Ch Supt Steve Ashley said: "This is a tragic incident and a full and thorough investigation will be carried out into the circumstances surrounding this young boy's death.

"Officers are with the family and our sympathies are with them at this time."

He added: "Of utmost importance in such incidents is the safety of the public and of police officers. "When officers arrived at the address the dog was in an agitated state in the front garden of the property and was deemed to be a danger to the public.

"As a result we were left with no other option but to have the animal destroyed quickly and humanely."

On Monday morning, police tape surrounded the house and street where the boy was attacked.

Local parish priest Father Peter Morgan, of St Anne's Church in Edge Hill, emerged from the house on Monday afternoon after meeting the family.

He said: "There is an awful lot of pain inside... They are broken, it is so, so sad."

The BBC's North of England correspondent, Nick Ravenscroft, said the youngster's identity was confirmed by the head teacher of St Clare's Roman Catholic Primary School in Wavertree.

People spoke of their shock at the death but complained there had been a problem with so-called dangerous dogs in the area.
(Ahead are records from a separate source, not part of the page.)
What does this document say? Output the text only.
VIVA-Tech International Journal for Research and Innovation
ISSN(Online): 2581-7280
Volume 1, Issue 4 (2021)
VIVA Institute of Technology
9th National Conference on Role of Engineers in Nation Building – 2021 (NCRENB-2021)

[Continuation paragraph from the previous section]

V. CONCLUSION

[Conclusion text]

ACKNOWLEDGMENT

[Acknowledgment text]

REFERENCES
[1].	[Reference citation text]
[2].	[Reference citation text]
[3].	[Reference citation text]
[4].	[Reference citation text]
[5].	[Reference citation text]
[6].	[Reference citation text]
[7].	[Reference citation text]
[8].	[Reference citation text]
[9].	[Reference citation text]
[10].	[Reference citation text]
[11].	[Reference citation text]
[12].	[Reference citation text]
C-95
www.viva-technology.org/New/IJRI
Gillian Watson, 46, who heard the gunshot that destroyed the dog, said: "It's such a terrible thing to happen to a family.
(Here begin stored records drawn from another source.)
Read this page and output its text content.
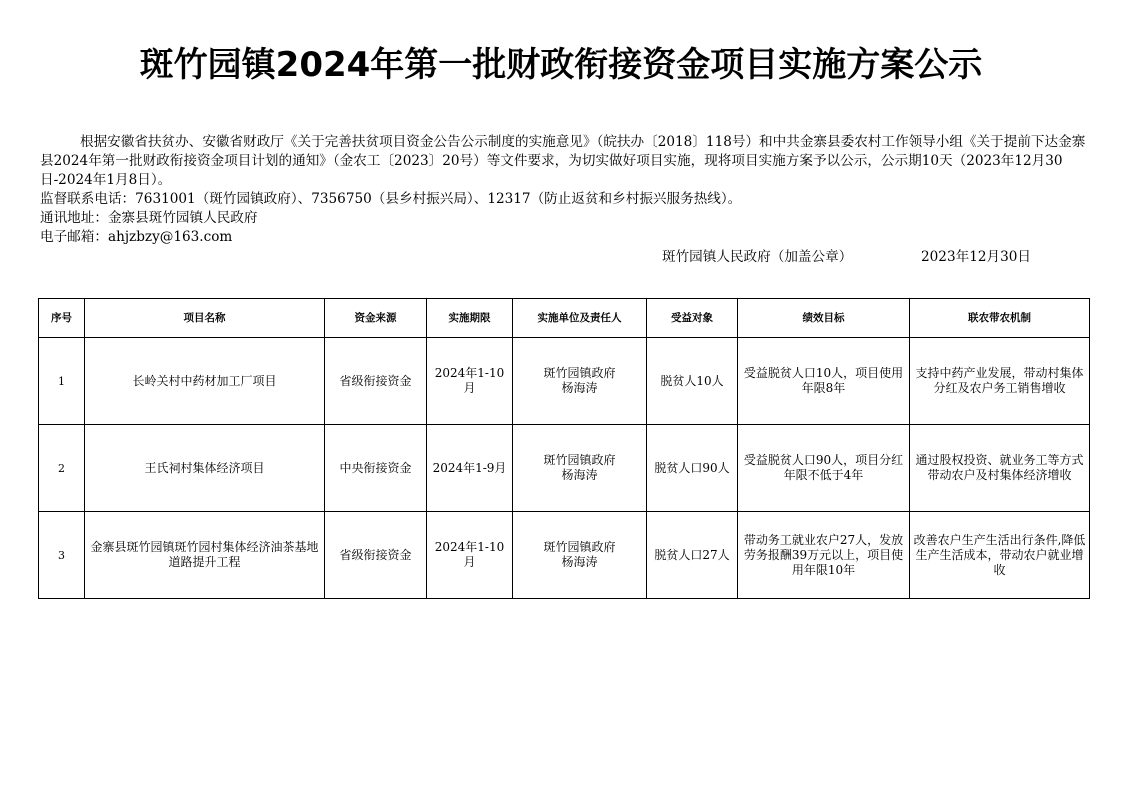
斑竹园镇2024年第一批财政衔接资金项目实施方案公示

根据安徽省扶贫办、安徽省财政厅《关于完善扶贫项目资金公告公示制度的实施意见》（皖扶办〔2018〕118号）和中共金寨县委农村工作领导小组《关于提前下达金寨县2024年第一批财政衔接资金项目计划的通知》（金农工〔2023〕20号）等文件要求，为切实做好项目实施，现将项目实施方案予以公示，公示期10天（2023年12月30日-2024年1月8日）。

监督联系电话：7631001（斑竹园镇政府）、7356750（县乡村振兴局）、12317（防止返贫和乡村振兴服务热线）。

通讯地址：金寨县斑竹园镇人民政府

电子邮箱：ahjzbzy@163.com

斑竹园镇人民政府（加盖公章）	2023年12月30日
序号	项目名称	资金来源	实施期限	实施单位及责任人	受益对象	绩效目标	联农带农机制
1	长岭关村中药材加工厂项目	省级衔接资金	2024年1-10月	斑竹园镇政府
杨海涛	脱贫人10人	受益脱贫人口10人，项目使用年限8年	支持中药产业发展，带动村集体分红及农户务工销售增收
2	王氏祠村集体经济项目	中央衔接资金	2024年1-9月	斑竹园镇政府
杨海涛	脱贫人口90人	受益脱贫人口90人，项目分红年限不低于4年	通过股权投资、就业务工等方式带动农户及村集体经济增收
3	金寨县斑竹园镇斑竹园村集体经济油茶基地道路提升工程	省级衔接资金	2024年1-10月	斑竹园镇政府
杨海涛	脱贫人口27人	带动务工就业农户27人，发放劳务报酬39万元以上，项目使用年限10年	改善农户生产生活出行条件,降低生产生活成本，带动农户就业增收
"There are lots of dangerous-type dogs around here. You always see young lads with pit bull dogs roaming around.

"I have a dog myself and when I take him for a walk sometimes it's quite terrifying because you think your dog is going to be attacked."

Another neighbour, who did not want to be named, said residents had complained to the local Housing Association about the problem.

He said: "You see them all the time, they're huge animals and it is very threatening."

The attack comes nearly three years after the death of Ellie Lawrenson, a five-year-old killed by her uncle's pit bull terrier on New Year's Day 2007, just a few miles away in St Helens.

Merseyside Police held a dangerous dogs amnesty after her death in which more than 80 illegally-held dogs were seized."

How are pit bulls in any way relevant to this case? They had the decency to admit that the dog's breed hadn't yet been identified (I dunno, chief, whaddya think he looks like?) That being said, how did they attempt to loosely string together the rationale that pit bulls were somehow magically responsible for this? I am so sick of seeing inane comments like "I take my dog for walks and I'm afraid he's going to be attacked." What does that have to do with pit bulls? Any dog off leash may be inclined to attack the dog you're walking. If you allow your dog to get close enough to an aggressive, leashed dog that it attacks then it's nobody's fault but your own. This possibility has absolutely nothing to do with any specific breed of dog. They mention neighbors being concerned with "so-called dangerous dogs" which as evidenced by the remainder of the article is purely a reference to pit bulls. Not to dogs actually displaying aggressive behavior like the one who killed this little boy. The circumstances of the attack are hardly mentioned in the article. The only descriptors of the dog are that it was in an "agitated state" and that it was in the front garden. We don't even know if it was a loose dog, for all we know it could have been that the boy entered someone else's fenced front yard and the dog killed him. In which case, how can we place responsibility on the dog over the caretaker of the child who allowed this to happen? Regardless, you can't make any judgment with information that is this vague. I will never understand how people are able to redirect their attention from the the issue at hand to the completely unrelated idea of "aggressive breeds" that were not even involved in the attack! You can start your unfounded mud-slinging when the dog is "identified" as a pit bull, and not a moment before. Also interesting to note that they failed to mention that the number of dog bites in Britain has tripled since they passed the Dangerous Dogs Act in 1991.